Der Prüfungswerber ist nach § 16 zweiter Satz RAPG bei den schriftlichen Prüfungen der Rechtsanwaltsprüfung auf die Verwendung bestimmter Hilfsmittel beschränkt. In § 16 Abs 2 RAPG sind nun auch die bisher noch nicht geregelten Rechtsfolgen in Fällen, in denen ein Prüfungswerber bei der Rechtsanwaltsprüfung unerlaubte Hilfsmittel verwendet, sich bei der Ablegung der Prüfung unzulässigerweise einer anderen Person bedient oder aus sonstigen Gründen eine vorgetäuschte Leistung vorliegt, geregelt. Mit dieser Änderung wird klargestellt, dass die Prüfung in diesen Fällen nicht zu beurteilen oder deren erfolgte Beurteilung im Nachhinein für ungültig zu erklären ist. Darüber hinaus wird die nicht beurteilte oder in ihrer Beurteilung für ungültig erklärte Prüfung auf die Gesamtzahl der Antritte zur Rechtsanwaltsprüfung angerechnet werden.

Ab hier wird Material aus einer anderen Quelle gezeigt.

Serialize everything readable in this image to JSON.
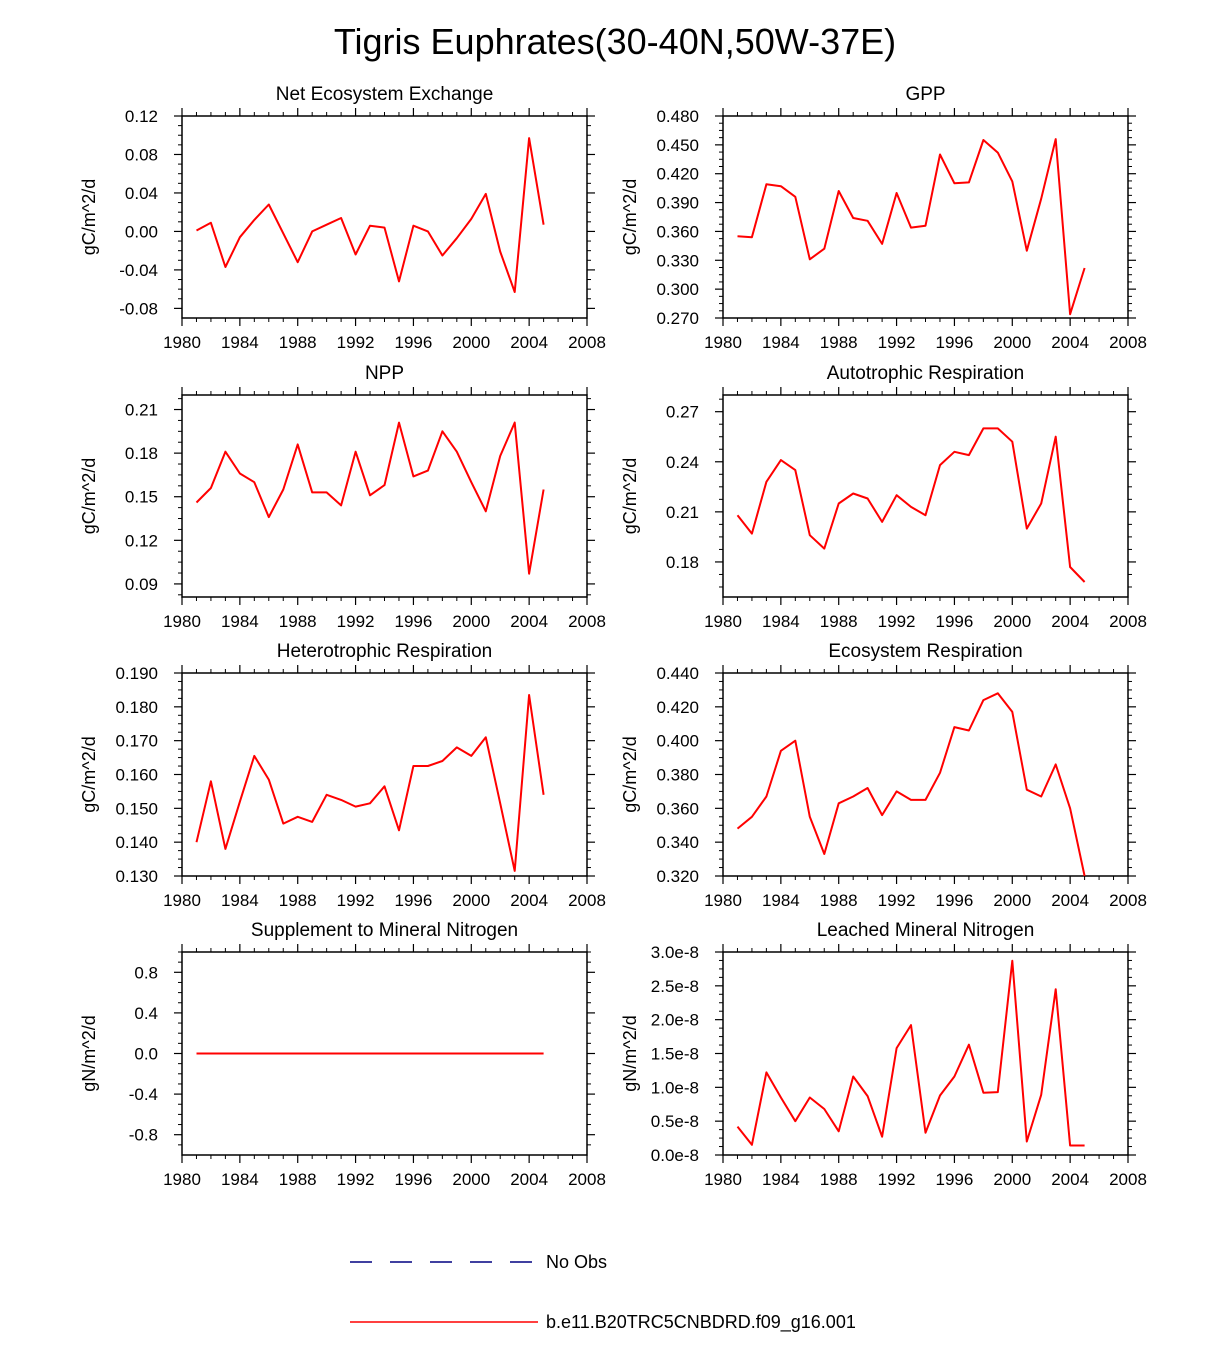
{
  "figure_title": "Tigris Euphrates(30-40N,50W-37E)",
  "legend": [
    {
      "label": "No Obs",
      "color": "#000080",
      "dash": true
    },
    {
      "label": "b.e11.B20TRC5CNBDRD.f09_g16.001",
      "color": "#ff0000",
      "dash": false
    }
  ],
  "chart_data": [
    {
      "type": "line",
      "title": "Net Ecosystem Exchange",
      "ylabel": "gC/m^2/d",
      "xlim": [
        1980,
        2008
      ],
      "xticks": [
        1980,
        1984,
        1988,
        1992,
        1996,
        2000,
        2004,
        2008
      ],
      "ylim": [
        -0.09,
        0.12
      ],
      "yticks": [
        -0.08,
        -0.04,
        0.0,
        0.04,
        0.08,
        0.12
      ],
      "ytick_labels": [
        "-0.08",
        "-0.04",
        "0.00",
        "0.04",
        "0.08",
        "0.12"
      ],
      "series": [
        {
          "name": "b.e11.B20TRC5CNBDRD.f09_g16.001",
          "color": "#ff0000",
          "x": [
            1981,
            1982,
            1983,
            1984,
            1985,
            1986,
            1987,
            1988,
            1989,
            1990,
            1991,
            1992,
            1993,
            1994,
            1995,
            1996,
            1997,
            1998,
            1999,
            2000,
            2001,
            2002,
            2003,
            2004,
            2005
          ],
          "y": [
            0.001,
            0.009,
            -0.037,
            -0.006,
            0.012,
            0.028,
            -0.002,
            -0.032,
            0.0,
            0.007,
            0.014,
            -0.024,
            0.006,
            0.004,
            -0.052,
            0.006,
            0.0,
            -0.025,
            -0.007,
            0.013,
            0.039,
            -0.021,
            -0.063,
            0.097,
            0.007
          ]
        }
      ]
    },
    {
      "type": "line",
      "title": "GPP",
      "ylabel": "gC/m^2/d",
      "xlim": [
        1980,
        2008
      ],
      "xticks": [
        1980,
        1984,
        1988,
        1992,
        1996,
        2000,
        2004,
        2008
      ],
      "ylim": [
        0.27,
        0.48
      ],
      "yticks": [
        0.27,
        0.3,
        0.33,
        0.36,
        0.39,
        0.42,
        0.45,
        0.48
      ],
      "ytick_labels": [
        "0.270",
        "0.300",
        "0.330",
        "0.360",
        "0.390",
        "0.420",
        "0.450",
        "0.480"
      ],
      "series": [
        {
          "name": "b.e11.B20TRC5CNBDRD.f09_g16.001",
          "color": "#ff0000",
          "x": [
            1981,
            1982,
            1983,
            1984,
            1985,
            1986,
            1987,
            1988,
            1989,
            1990,
            1991,
            1992,
            1993,
            1994,
            1995,
            1996,
            1997,
            1998,
            1999,
            2000,
            2001,
            2002,
            2003,
            2004,
            2005
          ],
          "y": [
            0.355,
            0.354,
            0.409,
            0.407,
            0.396,
            0.331,
            0.342,
            0.402,
            0.374,
            0.371,
            0.347,
            0.4,
            0.364,
            0.366,
            0.44,
            0.41,
            0.411,
            0.455,
            0.442,
            0.412,
            0.34,
            0.394,
            0.456,
            0.274,
            0.322
          ]
        }
      ]
    },
    {
      "type": "line",
      "title": "NPP",
      "ylabel": "gC/m^2/d",
      "xlim": [
        1980,
        2008
      ],
      "xticks": [
        1980,
        1984,
        1988,
        1992,
        1996,
        2000,
        2004,
        2008
      ],
      "ylim": [
        0.081,
        0.22
      ],
      "yticks": [
        0.09,
        0.12,
        0.15,
        0.18,
        0.21
      ],
      "ytick_labels": [
        "0.09",
        "0.12",
        "0.15",
        "0.18",
        "0.21"
      ],
      "series": [
        {
          "name": "b.e11.B20TRC5CNBDRD.f09_g16.001",
          "color": "#ff0000",
          "x": [
            1981,
            1982,
            1983,
            1984,
            1985,
            1986,
            1987,
            1988,
            1989,
            1990,
            1991,
            1992,
            1993,
            1994,
            1995,
            1996,
            1997,
            1998,
            1999,
            2000,
            2001,
            2002,
            2003,
            2004,
            2005
          ],
          "y": [
            0.146,
            0.156,
            0.181,
            0.166,
            0.16,
            0.136,
            0.155,
            0.186,
            0.153,
            0.153,
            0.144,
            0.181,
            0.151,
            0.158,
            0.201,
            0.164,
            0.168,
            0.195,
            0.181,
            0.16,
            0.14,
            0.178,
            0.201,
            0.097,
            0.155
          ]
        }
      ]
    },
    {
      "type": "line",
      "title": "Autotrophic Respiration",
      "ylabel": "gC/m^2/d",
      "xlim": [
        1980,
        2008
      ],
      "xticks": [
        1980,
        1984,
        1988,
        1992,
        1996,
        2000,
        2004,
        2008
      ],
      "ylim": [
        0.159,
        0.28
      ],
      "yticks": [
        0.18,
        0.21,
        0.24,
        0.27
      ],
      "ytick_labels": [
        "0.18",
        "0.21",
        "0.24",
        "0.27"
      ],
      "series": [
        {
          "name": "b.e11.B20TRC5CNBDRD.f09_g16.001",
          "color": "#ff0000",
          "x": [
            1981,
            1982,
            1983,
            1984,
            1985,
            1986,
            1987,
            1988,
            1989,
            1990,
            1991,
            1992,
            1993,
            1994,
            1995,
            1996,
            1997,
            1998,
            1999,
            2000,
            2001,
            2002,
            2003,
            2004,
            2005
          ],
          "y": [
            0.208,
            0.197,
            0.228,
            0.241,
            0.235,
            0.196,
            0.188,
            0.215,
            0.221,
            0.218,
            0.204,
            0.22,
            0.213,
            0.208,
            0.238,
            0.246,
            0.244,
            0.26,
            0.26,
            0.252,
            0.2,
            0.215,
            0.255,
            0.177,
            0.168
          ]
        }
      ]
    },
    {
      "type": "line",
      "title": "Heterotrophic Respiration",
      "ylabel": "gC/m^2/d",
      "xlim": [
        1980,
        2008
      ],
      "xticks": [
        1980,
        1984,
        1988,
        1992,
        1996,
        2000,
        2004,
        2008
      ],
      "ylim": [
        0.13,
        0.19
      ],
      "yticks": [
        0.13,
        0.14,
        0.15,
        0.16,
        0.17,
        0.18,
        0.19
      ],
      "ytick_labels": [
        "0.130",
        "0.140",
        "0.150",
        "0.160",
        "0.170",
        "0.180",
        "0.190"
      ],
      "series": [
        {
          "name": "b.e11.B20TRC5CNBDRD.f09_g16.001",
          "color": "#ff0000",
          "x": [
            1981,
            1982,
            1983,
            1984,
            1985,
            1986,
            1987,
            1988,
            1989,
            1990,
            1991,
            1992,
            1993,
            1994,
            1995,
            1996,
            1997,
            1998,
            1999,
            2000,
            2001,
            2002,
            2003,
            2004,
            2005
          ],
          "y": [
            0.14,
            0.158,
            0.138,
            0.152,
            0.1655,
            0.1585,
            0.1455,
            0.1475,
            0.146,
            0.154,
            0.1525,
            0.1505,
            0.1515,
            0.1565,
            0.1435,
            0.1625,
            0.1625,
            0.164,
            0.168,
            0.1655,
            0.171,
            0.1515,
            0.1315,
            0.1835,
            0.154
          ]
        }
      ]
    },
    {
      "type": "line",
      "title": "Ecosystem Respiration",
      "ylabel": "gC/m^2/d",
      "xlim": [
        1980,
        2008
      ],
      "xticks": [
        1980,
        1984,
        1988,
        1992,
        1996,
        2000,
        2004,
        2008
      ],
      "ylim": [
        0.32,
        0.44
      ],
      "yticks": [
        0.32,
        0.34,
        0.36,
        0.38,
        0.4,
        0.42,
        0.44
      ],
      "ytick_labels": [
        "0.320",
        "0.340",
        "0.360",
        "0.380",
        "0.400",
        "0.420",
        "0.440"
      ],
      "series": [
        {
          "name": "b.e11.B20TRC5CNBDRD.f09_g16.001",
          "color": "#ff0000",
          "x": [
            1981,
            1982,
            1983,
            1984,
            1985,
            1986,
            1987,
            1988,
            1989,
            1990,
            1991,
            1992,
            1993,
            1994,
            1995,
            1996,
            1997,
            1998,
            1999,
            2000,
            2001,
            2002,
            2003,
            2004,
            2005
          ],
          "y": [
            0.348,
            0.355,
            0.367,
            0.394,
            0.4,
            0.355,
            0.333,
            0.363,
            0.367,
            0.372,
            0.356,
            0.37,
            0.365,
            0.365,
            0.381,
            0.408,
            0.406,
            0.424,
            0.428,
            0.417,
            0.371,
            0.367,
            0.386,
            0.36,
            0.32
          ]
        }
      ]
    },
    {
      "type": "line",
      "title": "Supplement to Mineral Nitrogen",
      "ylabel": "gN/m^2/d",
      "xlim": [
        1980,
        2008
      ],
      "xticks": [
        1980,
        1984,
        1988,
        1992,
        1996,
        2000,
        2004,
        2008
      ],
      "ylim": [
        -1.0,
        1.0
      ],
      "yticks": [
        -0.8,
        -0.4,
        0.0,
        0.4,
        0.8
      ],
      "ytick_labels": [
        "-0.8",
        "-0.4",
        "0.0",
        "0.4",
        "0.8"
      ],
      "series": [
        {
          "name": "b.e11.B20TRC5CNBDRD.f09_g16.001",
          "color": "#ff0000",
          "x": [
            1981,
            1982,
            1983,
            1984,
            1985,
            1986,
            1987,
            1988,
            1989,
            1990,
            1991,
            1992,
            1993,
            1994,
            1995,
            1996,
            1997,
            1998,
            1999,
            2000,
            2001,
            2002,
            2003,
            2004,
            2005
          ],
          "y": [
            0,
            0,
            0,
            0,
            0,
            0,
            0,
            0,
            0,
            0,
            0,
            0,
            0,
            0,
            0,
            0,
            0,
            0,
            0,
            0,
            0,
            0,
            0,
            0,
            0
          ]
        }
      ]
    },
    {
      "type": "line",
      "title": "Leached Mineral Nitrogen",
      "ylabel": "gN/m^2/d",
      "xlim": [
        1980,
        2008
      ],
      "xticks": [
        1980,
        1984,
        1988,
        1992,
        1996,
        2000,
        2004,
        2008
      ],
      "ylim": [
        0.0,
        3e-08
      ],
      "yticks": [
        0.0,
        5e-09,
        1e-08,
        1.5e-08,
        2e-08,
        2.5e-08,
        3e-08
      ],
      "ytick_labels": [
        "0.0e-8",
        "0.5e-8",
        "1.0e-8",
        "1.5e-8",
        "2.0e-8",
        "2.5e-8",
        "3.0e-8"
      ],
      "series": [
        {
          "name": "b.e11.B20TRC5CNBDRD.f09_g16.001",
          "color": "#ff0000",
          "x": [
            1981,
            1982,
            1983,
            1984,
            1985,
            1986,
            1987,
            1988,
            1989,
            1990,
            1991,
            1992,
            1993,
            1994,
            1995,
            1996,
            1997,
            1998,
            1999,
            2000,
            2001,
            2002,
            2003,
            2004,
            2005
          ],
          "y": [
            4.2e-09,
            1.5e-09,
            1.22e-08,
            8.5e-09,
            5e-09,
            8.5e-09,
            6.8e-09,
            3.5e-09,
            1.16e-08,
            8.7e-09,
            2.7e-09,
            1.58e-08,
            1.92e-08,
            3.3e-09,
            8.8e-09,
            1.16e-08,
            1.63e-08,
            9.2e-09,
            9.3e-09,
            2.87e-08,
            2e-09,
            8.9e-09,
            2.45e-08,
            1.4e-09,
            1.4e-09
          ]
        }
      ]
    }
  ]
}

Änderungen im Disziplinarstatut

Auch im rechtsanwaltlichen Disziplinarrecht kommt es auf Anregung des ÖRAK zu einigen Änderungen. Zur Vermeidung von künftigen Unklarheiten wurde die sinngemäße Anwendbarkeit der „Wahl-Bestimmungen“ der §§ 24 bis 24b RAO für sämtliche Wahlvorgänge zum Disziplinarrat ausdrücklich vorgesehen.

Erfreulich ist, dass es bei der Disziplinarstrafe der Geldbuße nach § 16 Abs 1 Z 2 DSt künftig möglich ist, diese unter der Voraussetzung, dass ihre gänzliche oder teilweise Androhung genügen wird, um den Beschuldigten von weiteren Disziplinarvergehen abzuhalten, zur Gänze oder zum Teil bedingt nachzusehen.

Zugleich wird die in § 39 DSt vorgesehene Möglichkeit eines Schuldspruchs ohne Verhängung einer Disziplinarstrafe gestrichen. Diese Sanktion spielt in der Praxis nicht zuletzt aufgrund des schriftlichen Verweises letztlich keine Rolle und entfällt daher.


Anhebung der Bemessungsgrundlagen im RATG

Im RATG kommt es erfreulicherweise zu einer Anhebung der seit Jahren unverändert geblieben Bemessungsgrundlagen in §§ 10, 12, 14 RATG.


Weitere Änderungen

Gemäß § 23 Abs 5 RAO können nun Zustellungen zwischen der Rechtsanwaltskammer und ihren Mitgliedern aus dem Kreis der Rechtsanwälte auch im Weg des elektronischen Rechtsverkehrs vorgenommen werden.


Inkrafttreten und Übergangsbestimmungen

Die meisten Bestimmungen im BRÄG 2020 treten grundsätzlich mit 01.04.2020 in Kraft. Was die Bestimmungen betreffend Verhinderung von GW/TF betrifft, so sind diese mit Ablauf des Tages der Kundmachung im Bundesgesetzblatt am 22.03.2020 in Kraft getreten. Im Detail wird auf die Inkrafttretens- und Übergangsbestimmungen in § 60 RAO, § 80 DSt, § 29 RAPG, § 26a RATG und § 44 EIRAG verwiesen.